Because of that corporate influence over the copyright laws (at least in America), you face a choice: accept that your works will never pass into the public domain, or willingly place them there. You can place your works into the public domain immediately (as I have done) or specify in your will that your works shall pass into the public domain upon your death.
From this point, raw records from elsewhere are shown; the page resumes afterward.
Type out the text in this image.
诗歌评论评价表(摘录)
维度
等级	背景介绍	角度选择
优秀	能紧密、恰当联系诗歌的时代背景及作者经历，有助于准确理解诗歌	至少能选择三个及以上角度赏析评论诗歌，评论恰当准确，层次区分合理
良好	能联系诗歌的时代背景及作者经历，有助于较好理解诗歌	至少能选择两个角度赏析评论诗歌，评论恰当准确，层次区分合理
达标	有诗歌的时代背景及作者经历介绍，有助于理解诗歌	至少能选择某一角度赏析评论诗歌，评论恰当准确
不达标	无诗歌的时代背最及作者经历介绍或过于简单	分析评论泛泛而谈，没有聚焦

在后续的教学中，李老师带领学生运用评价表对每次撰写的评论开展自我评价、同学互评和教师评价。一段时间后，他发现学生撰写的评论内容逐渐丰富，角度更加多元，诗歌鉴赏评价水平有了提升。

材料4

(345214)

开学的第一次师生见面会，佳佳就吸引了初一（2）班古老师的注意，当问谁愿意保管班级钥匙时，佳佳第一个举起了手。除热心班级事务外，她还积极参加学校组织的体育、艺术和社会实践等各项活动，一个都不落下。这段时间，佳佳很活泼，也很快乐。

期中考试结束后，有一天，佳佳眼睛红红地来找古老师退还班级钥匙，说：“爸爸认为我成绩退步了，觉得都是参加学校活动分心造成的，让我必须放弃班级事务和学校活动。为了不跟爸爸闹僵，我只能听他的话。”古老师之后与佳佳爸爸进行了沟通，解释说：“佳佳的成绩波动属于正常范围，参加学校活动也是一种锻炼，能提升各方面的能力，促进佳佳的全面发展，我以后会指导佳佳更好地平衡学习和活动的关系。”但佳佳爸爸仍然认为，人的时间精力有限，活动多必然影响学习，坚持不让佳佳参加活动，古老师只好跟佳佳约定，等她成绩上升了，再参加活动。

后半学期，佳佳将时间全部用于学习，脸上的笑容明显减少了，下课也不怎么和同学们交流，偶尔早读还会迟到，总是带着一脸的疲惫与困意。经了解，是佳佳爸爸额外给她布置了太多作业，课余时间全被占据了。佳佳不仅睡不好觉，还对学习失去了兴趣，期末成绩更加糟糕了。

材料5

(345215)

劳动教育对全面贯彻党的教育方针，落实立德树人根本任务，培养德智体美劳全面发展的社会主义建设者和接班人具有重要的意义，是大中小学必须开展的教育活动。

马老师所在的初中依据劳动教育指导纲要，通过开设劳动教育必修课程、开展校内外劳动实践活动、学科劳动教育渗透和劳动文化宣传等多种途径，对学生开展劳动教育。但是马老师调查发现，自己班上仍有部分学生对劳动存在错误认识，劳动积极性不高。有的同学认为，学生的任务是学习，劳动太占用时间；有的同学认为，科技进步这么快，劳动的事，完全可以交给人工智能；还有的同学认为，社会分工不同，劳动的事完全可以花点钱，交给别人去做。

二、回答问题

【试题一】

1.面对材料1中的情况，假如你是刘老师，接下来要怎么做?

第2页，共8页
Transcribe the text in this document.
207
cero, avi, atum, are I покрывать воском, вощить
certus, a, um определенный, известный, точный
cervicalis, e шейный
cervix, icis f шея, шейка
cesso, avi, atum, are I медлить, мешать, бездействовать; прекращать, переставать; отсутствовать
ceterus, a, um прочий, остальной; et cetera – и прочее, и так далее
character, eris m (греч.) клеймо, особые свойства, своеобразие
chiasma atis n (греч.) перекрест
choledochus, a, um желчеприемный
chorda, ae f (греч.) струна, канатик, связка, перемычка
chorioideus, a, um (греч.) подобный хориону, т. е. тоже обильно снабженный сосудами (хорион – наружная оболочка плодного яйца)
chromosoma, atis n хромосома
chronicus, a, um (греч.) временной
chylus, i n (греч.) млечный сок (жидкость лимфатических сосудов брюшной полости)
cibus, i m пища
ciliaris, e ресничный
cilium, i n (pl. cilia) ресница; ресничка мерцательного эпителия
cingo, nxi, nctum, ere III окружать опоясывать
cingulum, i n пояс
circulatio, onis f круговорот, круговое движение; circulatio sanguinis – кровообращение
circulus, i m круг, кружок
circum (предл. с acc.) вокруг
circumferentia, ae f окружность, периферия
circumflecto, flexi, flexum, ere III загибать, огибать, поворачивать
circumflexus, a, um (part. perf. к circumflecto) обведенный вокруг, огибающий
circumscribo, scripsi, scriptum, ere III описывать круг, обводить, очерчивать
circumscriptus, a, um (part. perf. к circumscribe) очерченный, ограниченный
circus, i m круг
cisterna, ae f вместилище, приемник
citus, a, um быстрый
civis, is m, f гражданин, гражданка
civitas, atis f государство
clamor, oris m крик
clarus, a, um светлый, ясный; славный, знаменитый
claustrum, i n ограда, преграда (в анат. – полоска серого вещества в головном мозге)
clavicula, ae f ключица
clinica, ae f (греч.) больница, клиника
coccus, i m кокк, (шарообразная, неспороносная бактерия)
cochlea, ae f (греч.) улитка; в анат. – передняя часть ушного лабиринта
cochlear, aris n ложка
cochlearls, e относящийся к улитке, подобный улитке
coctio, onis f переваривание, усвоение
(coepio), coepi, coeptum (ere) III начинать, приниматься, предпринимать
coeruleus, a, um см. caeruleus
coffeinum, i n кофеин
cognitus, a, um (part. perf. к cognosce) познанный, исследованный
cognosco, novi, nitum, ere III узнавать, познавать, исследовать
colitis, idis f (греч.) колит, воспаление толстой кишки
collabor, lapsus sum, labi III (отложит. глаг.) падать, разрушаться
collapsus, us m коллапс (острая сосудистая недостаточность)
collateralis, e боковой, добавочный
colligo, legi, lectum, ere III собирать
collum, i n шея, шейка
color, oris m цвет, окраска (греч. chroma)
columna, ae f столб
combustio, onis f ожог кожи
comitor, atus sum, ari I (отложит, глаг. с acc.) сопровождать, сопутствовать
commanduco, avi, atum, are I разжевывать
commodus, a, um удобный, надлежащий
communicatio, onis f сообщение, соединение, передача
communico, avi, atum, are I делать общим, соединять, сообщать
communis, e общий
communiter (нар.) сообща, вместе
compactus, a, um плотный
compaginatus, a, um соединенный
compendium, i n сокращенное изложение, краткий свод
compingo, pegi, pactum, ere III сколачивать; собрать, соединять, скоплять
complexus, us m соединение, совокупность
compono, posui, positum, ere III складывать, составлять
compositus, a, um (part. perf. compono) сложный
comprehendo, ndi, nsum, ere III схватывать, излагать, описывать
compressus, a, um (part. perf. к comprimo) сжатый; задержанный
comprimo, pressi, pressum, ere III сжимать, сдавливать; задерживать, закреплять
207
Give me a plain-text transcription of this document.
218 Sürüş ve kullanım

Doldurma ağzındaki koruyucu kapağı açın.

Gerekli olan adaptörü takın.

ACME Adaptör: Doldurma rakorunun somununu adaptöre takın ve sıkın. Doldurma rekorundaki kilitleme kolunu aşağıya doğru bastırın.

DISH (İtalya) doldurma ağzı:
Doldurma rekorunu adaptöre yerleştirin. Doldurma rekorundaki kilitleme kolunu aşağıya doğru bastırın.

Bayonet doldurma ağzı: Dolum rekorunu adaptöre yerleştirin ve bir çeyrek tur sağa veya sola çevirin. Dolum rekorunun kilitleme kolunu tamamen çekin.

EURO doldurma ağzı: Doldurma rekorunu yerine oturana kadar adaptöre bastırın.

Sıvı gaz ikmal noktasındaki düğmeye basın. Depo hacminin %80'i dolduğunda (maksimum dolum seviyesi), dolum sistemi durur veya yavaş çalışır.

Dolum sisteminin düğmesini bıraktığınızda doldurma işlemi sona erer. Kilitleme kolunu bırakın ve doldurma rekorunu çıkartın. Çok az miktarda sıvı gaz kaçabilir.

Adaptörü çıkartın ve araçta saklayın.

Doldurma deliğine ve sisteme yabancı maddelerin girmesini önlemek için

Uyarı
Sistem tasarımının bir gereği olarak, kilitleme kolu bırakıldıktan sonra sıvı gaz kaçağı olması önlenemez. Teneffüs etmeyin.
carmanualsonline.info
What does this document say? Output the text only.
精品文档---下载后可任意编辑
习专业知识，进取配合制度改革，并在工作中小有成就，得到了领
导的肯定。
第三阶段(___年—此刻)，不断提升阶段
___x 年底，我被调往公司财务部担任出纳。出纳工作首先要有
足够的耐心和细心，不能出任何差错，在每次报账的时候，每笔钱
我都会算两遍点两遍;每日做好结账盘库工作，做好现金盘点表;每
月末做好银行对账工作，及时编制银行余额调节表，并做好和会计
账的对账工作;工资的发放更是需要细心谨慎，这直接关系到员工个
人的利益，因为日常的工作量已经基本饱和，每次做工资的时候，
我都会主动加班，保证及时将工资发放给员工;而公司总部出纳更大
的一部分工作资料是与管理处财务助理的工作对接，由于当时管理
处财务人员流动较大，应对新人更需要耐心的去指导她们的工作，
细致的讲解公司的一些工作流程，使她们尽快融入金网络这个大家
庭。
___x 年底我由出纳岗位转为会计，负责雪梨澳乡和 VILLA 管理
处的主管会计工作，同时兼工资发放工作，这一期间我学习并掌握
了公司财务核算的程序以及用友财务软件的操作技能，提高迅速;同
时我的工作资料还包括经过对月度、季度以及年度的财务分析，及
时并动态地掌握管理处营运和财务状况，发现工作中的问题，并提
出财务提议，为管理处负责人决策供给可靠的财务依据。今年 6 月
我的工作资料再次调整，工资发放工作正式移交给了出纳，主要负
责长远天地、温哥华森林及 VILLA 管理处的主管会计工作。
I find it simpler to place my works in the public domain as soon as I publish them, but only you can decide the best course of action for your own works.
I would add that if you don’t make an effort to free your works, they will disappear, and your creative legacy with them.
One item of fear, uncertainty and doubt spread about the public domain (that would have been out of scope for Saint-André’s essay to address) is that it may not be possible legally to affirmatively place a work into the public domain (see Wikipedia:Granting work into the public domain for some discussion), especially outside the U.S. jurisdiction.
I believe wikipedians attempt to work around this with statements like the one currently in Template:Userpd (emphasis added):
I, the author, hereby agree to waive all claim of copyright (economic and moral) in all content contributed by me, the user, and immediately place any and all contributions by me into the public domain; I grant anyone the right to use my work for any purpose, without any conditions, to be changed or destroyed in any manner whatsoever without any attribution or notice to the creator.
Or one of many specialized “public domain or release all rights legally possible” templates like this one:
This image really is in the Public domain as its author has released it into the public domain. If this is not possible, the author grants anyone the right to use this work for any purpose, without any conditions, unless such conditions are required by law.
I have no idea what a court would make of these, but presumably someone has or will inform the Wikipedia community if they are bogus.